Britain proposes antitrust overhaul after Microsoft-Activision case
Britain’s antitrust regulator will overhaul its merger review regime, including by improving interaction with the parties and speeding up resolutions, after criticism was raised over the deal between Microsoft and Activision Blizzard.
The Competition and Markets Authority (CMA) moved to the top of global regulators when Britain left the European Union in 2020, giving the country a bigger voice on mega-mergers such as Microsoft’s acquisition of the maker of “Call of Duty worth $69 billion.
It blocked that deal, to the fury of the two US companies, but then tore up its own rulebook to reopen and then approve the case after Microsoft came back with changes.
The companies were surprised by the blockade and said the full extent of the CMA’s objections had not been made clear to them.
Microsoft lobbied the British government, including Chancellor of the Exchequer Jeremy Hunt, to get the deal back on track.
CMA chief executive Sarah Cardell said she wanted to put to rest once and for all speculation that political intervention would influence the final outcome.
“There has been no attempt by any politician, political advisor or government official to influence our decision-making,” she said on Monday.
But she said in a statement that the CMA is an organization that “listens and learns”, both in the course of its investigations and in the way it develops its processes to ensure its merger control functions as effectively as possible.

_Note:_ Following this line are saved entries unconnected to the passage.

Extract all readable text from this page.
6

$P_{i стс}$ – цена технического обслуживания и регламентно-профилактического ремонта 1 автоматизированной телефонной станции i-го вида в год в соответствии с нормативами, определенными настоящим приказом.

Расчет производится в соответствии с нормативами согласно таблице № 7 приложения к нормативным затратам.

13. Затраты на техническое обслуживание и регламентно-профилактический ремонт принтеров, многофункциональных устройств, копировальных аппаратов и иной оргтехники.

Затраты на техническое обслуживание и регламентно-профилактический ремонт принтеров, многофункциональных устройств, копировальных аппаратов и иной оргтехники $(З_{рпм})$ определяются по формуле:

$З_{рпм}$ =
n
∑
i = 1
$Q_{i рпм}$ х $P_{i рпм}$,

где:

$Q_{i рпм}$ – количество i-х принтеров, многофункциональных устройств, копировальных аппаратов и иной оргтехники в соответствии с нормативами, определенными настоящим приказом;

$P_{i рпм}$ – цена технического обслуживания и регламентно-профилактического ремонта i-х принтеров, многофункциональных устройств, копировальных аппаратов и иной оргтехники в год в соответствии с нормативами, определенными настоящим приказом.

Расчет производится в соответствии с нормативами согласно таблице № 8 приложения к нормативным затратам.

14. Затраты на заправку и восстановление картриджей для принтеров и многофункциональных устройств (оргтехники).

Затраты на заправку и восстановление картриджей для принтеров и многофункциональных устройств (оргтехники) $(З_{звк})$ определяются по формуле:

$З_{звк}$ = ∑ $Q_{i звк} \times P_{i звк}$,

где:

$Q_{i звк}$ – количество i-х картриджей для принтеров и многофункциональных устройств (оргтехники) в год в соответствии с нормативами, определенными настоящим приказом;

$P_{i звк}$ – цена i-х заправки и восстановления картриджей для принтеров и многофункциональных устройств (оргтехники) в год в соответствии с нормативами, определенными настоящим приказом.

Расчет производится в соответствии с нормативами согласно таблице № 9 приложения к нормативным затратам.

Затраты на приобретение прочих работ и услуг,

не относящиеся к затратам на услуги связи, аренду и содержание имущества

Martin Coleman, chairman of the Microsoft panel, noted that Microsoft President Brad Smith had recently said his company had to accept some degree of responsibility for the process, and that Microsoft should have figured out how to unlock it sooner.
Coleman said under the new proposals the merging parties would be given the opportunity to make submissions after seeing the case against them in an interim report to be published earlier in the process.
The hearing would “give the parties more time to submit submissions and for the adoption of a more discursive approach,” he said.
“Throughout the entire process, it is open to merger parties to discuss solutions with the group at an early stage if they wish.”
The CMA assesses deals in two phases: a first phase to decide whether it can reduce competition, and a second phase to explore solutions including an outright blockade or divestments.
Cardell, who was appointed head of the regulator almost a year ago, said the unusual move to reopen the Microsoft case did not indicate the existence of a new third phase.
“There’s no point in holding back” in offering remedies, she said.
She added that the agency’s strong preference for structural solutions remained, adding that the changes would only succeed if the merging parties acted in good faith.
The CMA consultation closes on January 8.